With support growing, more than 20 countries have legalized same-sex marriage on the national level around the world; however, for many in the LGBTQ community, the conversation around and the fight for equality continues today.
DECADES OF DEBATE
On Feb. 1, 2005, the Civil Marriage Act was introduced as Bill C-38 and subsequently passed in the House of Commons and the Senate before receiving Royal Assent on July 20, 2005. Marriage equality had officially become the law of the land.

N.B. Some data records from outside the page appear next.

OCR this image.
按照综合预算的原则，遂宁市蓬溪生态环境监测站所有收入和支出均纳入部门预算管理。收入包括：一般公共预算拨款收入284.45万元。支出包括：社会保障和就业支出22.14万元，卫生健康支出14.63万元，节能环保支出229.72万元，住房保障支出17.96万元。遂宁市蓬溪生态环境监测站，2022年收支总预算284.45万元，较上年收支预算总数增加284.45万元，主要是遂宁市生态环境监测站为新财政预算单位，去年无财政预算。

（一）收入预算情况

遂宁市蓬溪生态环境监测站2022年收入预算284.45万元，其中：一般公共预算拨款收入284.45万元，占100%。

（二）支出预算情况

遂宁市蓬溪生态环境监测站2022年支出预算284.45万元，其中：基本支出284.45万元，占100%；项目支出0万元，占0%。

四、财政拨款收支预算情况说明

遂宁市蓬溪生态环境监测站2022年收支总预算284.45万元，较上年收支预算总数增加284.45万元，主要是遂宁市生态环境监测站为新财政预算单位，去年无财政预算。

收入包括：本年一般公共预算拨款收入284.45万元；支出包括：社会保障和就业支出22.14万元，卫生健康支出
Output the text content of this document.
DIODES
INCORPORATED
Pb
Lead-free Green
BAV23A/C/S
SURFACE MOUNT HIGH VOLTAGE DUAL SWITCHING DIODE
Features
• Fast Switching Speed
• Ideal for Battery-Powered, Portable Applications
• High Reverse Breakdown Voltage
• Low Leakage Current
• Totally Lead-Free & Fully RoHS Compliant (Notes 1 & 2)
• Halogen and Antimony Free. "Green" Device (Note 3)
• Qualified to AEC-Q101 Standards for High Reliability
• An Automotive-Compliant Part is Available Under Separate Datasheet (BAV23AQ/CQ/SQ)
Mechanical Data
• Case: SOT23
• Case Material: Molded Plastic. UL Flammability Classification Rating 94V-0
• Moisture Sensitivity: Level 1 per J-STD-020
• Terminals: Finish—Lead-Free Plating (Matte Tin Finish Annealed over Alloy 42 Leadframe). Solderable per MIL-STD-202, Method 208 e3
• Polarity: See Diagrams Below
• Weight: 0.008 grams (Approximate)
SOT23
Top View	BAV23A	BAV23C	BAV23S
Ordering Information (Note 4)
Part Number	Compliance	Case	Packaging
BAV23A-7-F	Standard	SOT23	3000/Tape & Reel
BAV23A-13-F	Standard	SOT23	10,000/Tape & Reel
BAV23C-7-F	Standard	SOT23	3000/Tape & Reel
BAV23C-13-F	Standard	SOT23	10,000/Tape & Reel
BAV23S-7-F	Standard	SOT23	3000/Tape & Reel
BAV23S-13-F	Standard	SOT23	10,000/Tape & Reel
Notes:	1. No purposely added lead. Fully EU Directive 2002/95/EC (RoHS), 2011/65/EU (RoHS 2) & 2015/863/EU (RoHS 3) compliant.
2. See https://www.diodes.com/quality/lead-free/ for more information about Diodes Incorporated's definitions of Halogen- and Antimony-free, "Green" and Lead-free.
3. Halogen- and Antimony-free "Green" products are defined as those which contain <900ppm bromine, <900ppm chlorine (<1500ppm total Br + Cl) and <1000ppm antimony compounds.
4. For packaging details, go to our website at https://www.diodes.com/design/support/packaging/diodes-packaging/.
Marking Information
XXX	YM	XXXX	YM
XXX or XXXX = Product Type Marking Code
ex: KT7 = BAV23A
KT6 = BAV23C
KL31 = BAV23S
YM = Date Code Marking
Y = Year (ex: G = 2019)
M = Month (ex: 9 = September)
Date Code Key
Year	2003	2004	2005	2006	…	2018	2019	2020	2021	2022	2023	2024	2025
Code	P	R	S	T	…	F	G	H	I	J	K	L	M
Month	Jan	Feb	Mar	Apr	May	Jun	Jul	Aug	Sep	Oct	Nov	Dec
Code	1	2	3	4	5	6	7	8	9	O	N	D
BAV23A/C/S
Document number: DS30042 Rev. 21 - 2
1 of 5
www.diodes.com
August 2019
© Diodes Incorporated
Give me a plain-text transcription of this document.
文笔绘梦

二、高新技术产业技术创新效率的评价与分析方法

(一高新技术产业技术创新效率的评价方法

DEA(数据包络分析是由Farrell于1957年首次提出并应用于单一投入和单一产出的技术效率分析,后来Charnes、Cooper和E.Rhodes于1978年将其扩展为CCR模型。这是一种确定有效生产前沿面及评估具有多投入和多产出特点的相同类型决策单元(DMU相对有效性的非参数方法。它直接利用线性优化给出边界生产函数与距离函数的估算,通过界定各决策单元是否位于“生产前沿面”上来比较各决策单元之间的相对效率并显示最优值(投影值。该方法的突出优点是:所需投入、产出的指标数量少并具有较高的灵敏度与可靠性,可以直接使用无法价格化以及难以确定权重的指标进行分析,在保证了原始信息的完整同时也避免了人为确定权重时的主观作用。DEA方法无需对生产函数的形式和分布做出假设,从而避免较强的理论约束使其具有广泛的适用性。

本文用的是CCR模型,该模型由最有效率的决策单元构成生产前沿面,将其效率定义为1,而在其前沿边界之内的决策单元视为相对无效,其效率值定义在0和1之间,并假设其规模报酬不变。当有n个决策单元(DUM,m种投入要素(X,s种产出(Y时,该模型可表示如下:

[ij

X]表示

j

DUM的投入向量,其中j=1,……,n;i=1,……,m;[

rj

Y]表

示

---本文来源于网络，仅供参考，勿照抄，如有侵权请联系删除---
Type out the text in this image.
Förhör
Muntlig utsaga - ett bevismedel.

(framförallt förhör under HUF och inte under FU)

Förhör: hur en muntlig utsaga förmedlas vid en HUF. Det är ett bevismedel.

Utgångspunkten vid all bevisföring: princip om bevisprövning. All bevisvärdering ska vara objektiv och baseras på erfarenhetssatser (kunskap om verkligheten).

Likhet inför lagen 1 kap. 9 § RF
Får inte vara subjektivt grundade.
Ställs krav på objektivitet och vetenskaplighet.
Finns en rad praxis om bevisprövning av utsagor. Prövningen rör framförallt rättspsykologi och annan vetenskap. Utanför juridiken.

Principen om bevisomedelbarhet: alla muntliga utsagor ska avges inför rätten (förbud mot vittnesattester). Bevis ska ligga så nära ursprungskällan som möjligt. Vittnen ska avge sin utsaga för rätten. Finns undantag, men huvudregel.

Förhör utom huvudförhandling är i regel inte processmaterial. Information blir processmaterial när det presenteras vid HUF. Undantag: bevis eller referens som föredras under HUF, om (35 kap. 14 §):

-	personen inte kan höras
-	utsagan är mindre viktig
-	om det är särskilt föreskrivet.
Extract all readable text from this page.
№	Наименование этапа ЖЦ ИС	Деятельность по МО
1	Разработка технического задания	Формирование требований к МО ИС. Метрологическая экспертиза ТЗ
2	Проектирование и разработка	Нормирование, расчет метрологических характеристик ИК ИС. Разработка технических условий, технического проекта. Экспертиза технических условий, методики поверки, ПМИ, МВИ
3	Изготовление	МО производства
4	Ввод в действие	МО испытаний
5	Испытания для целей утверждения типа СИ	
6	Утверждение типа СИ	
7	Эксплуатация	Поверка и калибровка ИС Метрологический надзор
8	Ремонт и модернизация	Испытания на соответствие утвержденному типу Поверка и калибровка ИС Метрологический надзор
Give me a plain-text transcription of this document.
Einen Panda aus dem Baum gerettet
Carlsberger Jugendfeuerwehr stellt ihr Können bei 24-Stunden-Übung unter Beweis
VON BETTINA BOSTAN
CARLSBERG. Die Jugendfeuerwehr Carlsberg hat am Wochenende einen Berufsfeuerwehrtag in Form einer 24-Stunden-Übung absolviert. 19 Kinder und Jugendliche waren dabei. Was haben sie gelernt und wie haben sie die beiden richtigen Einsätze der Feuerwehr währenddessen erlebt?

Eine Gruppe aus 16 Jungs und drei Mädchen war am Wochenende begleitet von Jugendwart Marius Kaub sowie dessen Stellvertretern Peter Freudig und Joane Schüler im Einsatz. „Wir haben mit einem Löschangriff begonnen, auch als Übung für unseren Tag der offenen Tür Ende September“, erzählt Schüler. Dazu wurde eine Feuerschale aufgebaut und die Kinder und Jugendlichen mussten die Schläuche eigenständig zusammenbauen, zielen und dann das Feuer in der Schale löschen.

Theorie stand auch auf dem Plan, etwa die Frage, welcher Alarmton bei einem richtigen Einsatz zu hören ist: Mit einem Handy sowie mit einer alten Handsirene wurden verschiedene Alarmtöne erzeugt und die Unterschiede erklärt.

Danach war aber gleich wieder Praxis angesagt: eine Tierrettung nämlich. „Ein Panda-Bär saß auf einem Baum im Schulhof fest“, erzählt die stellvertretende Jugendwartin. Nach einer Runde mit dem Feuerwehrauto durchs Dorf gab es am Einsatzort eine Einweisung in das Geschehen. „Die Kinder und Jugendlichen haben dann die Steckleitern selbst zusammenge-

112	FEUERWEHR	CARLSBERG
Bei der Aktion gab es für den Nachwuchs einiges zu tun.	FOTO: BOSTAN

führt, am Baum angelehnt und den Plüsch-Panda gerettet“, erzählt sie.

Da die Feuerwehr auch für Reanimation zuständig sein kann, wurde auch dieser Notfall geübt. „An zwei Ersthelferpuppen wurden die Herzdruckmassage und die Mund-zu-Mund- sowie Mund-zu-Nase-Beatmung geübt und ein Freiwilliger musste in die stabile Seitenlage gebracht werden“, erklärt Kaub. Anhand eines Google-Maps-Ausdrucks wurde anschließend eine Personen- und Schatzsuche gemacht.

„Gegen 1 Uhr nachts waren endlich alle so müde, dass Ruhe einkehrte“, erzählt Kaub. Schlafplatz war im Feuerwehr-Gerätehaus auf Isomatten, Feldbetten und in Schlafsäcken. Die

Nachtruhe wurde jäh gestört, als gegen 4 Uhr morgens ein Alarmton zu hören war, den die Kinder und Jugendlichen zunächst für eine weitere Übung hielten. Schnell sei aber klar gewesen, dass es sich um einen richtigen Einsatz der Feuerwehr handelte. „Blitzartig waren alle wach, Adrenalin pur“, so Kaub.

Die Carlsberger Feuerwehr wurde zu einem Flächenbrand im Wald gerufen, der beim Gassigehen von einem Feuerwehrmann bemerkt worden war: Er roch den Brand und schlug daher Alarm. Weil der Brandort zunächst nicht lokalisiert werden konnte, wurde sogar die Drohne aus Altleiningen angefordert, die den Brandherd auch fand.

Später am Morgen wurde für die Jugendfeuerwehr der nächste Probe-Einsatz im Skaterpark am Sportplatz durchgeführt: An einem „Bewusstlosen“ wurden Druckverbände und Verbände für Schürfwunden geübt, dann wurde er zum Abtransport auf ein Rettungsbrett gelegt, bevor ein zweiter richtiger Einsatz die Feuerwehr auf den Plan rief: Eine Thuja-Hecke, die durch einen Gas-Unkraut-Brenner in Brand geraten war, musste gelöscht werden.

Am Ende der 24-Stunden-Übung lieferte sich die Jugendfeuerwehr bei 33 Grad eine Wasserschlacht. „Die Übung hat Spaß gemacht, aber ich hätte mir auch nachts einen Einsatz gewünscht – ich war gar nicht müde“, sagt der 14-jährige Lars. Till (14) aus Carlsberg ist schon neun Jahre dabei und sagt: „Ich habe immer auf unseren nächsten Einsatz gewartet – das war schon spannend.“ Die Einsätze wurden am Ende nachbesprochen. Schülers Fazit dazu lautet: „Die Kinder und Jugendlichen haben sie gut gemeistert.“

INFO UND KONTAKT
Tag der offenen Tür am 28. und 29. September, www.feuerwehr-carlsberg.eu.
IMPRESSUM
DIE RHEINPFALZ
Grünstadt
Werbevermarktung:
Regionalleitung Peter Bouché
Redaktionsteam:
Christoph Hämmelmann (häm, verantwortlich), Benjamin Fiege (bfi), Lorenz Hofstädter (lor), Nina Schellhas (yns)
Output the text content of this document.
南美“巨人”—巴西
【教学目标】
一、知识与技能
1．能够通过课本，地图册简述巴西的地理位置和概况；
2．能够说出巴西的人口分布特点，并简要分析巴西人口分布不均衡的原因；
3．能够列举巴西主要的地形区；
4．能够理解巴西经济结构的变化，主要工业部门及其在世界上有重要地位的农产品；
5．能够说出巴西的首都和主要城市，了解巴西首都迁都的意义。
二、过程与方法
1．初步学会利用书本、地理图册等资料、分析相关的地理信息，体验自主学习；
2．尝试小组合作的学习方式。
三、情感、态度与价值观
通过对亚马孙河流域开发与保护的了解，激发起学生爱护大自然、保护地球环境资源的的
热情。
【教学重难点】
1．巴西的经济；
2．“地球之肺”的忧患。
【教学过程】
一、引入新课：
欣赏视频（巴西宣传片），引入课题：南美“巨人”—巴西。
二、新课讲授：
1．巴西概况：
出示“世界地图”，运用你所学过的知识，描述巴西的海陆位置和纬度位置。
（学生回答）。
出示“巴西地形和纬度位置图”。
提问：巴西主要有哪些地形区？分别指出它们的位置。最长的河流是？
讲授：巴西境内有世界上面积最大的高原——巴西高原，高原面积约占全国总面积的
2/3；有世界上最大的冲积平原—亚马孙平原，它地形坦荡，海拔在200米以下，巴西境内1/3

The federal decision culminated following decades of debate in faith communities, private homes and courtrooms across the country. Those battles relate to the theme of the second Canada 150 stamp, which celebrated the patriation of the Constitution and the adoption of the Canadian Charter of Rights and Freedoms in 1982.
By the late 1990s, with the Charter in effect, the community began to consistently win these court challenges.
In 1996, the federal government passed Bill C-33, which added sexual orientation to the Canadian Human Rights Act. By 1999, the Supreme Court of Canada had ruled same-sex couples should have the same benefits and obligations as opposite-sex common-law couples in regards to social programs they contribute to and participate in. One year later, Parliament passed Bill C-23, which made the court ruling law.
In early 2001, activists then focused on winning the right to marry. Battles were occurring throughout the provinces, but one battle in Toronto garnered national media attention.
After Rev. Brent Hawkes married two same-sex couples in a ceremony in Toronto, the city refused to issue marriage licences for these unions, igniting the public debate and spurring on a series of high-profile court battles.
The legal battles concluded on June 10, 2003, when the Ontario Court of Appeal upheld a lower court ruling prohibiting same-sex couples from marrying. It was deemed a violation of the Charter of Rights and Freedoms.
Following the decision, Michael Leshner and Michael Stark were married in Toronto, the first same-sex couple to wed after the ruling.
The other court battles taking place across the country resulted in more provinces legalizing marriage equality: B.C. in July 2003, followed by Quebec, Manitoba, and Nova Scotia in 2004. Two years later, on July 20, 2005, the Government of Canada passed the federal legislation that legalized marriage equality across the country.
In addition to being available as a booklet of 10 stamps, this fourth issue will also available as a booklet of eight stamps—a first for the Canada 150 set.
The entire set will be available for purchase in post offices across the country as well as online on June 1 (although pre-ordering is open now).
The first stamp of the Canada 150 series was unveiled in Montréal on April 27 by Habitat 67 architect Moshe Safdie. The second stamp, this in celebration of the Constitution and Canadian Charter of Rights and Freedoms, was unveiled on May 3 on Parliament Hill. The previous stamp was unveiled by Canadian Space Agency (CSA) astronaut Jeremy Hansen on May 4.
The remaining unveilings will take place on:
- May 16 in Regina, Sask.;
- May 25 in St. John’s, Nfld.;
- May 30 in Iqaluit, Nunavut;
- May 31 in Winnipeg, Man.; and
- June 1 in Vancouver, B.C., where the program’s final two stamps will be unveiled.
With each stamp unveiling, videos and archival footage will tell the story of that stamp subject on canadapost.ca/canada150.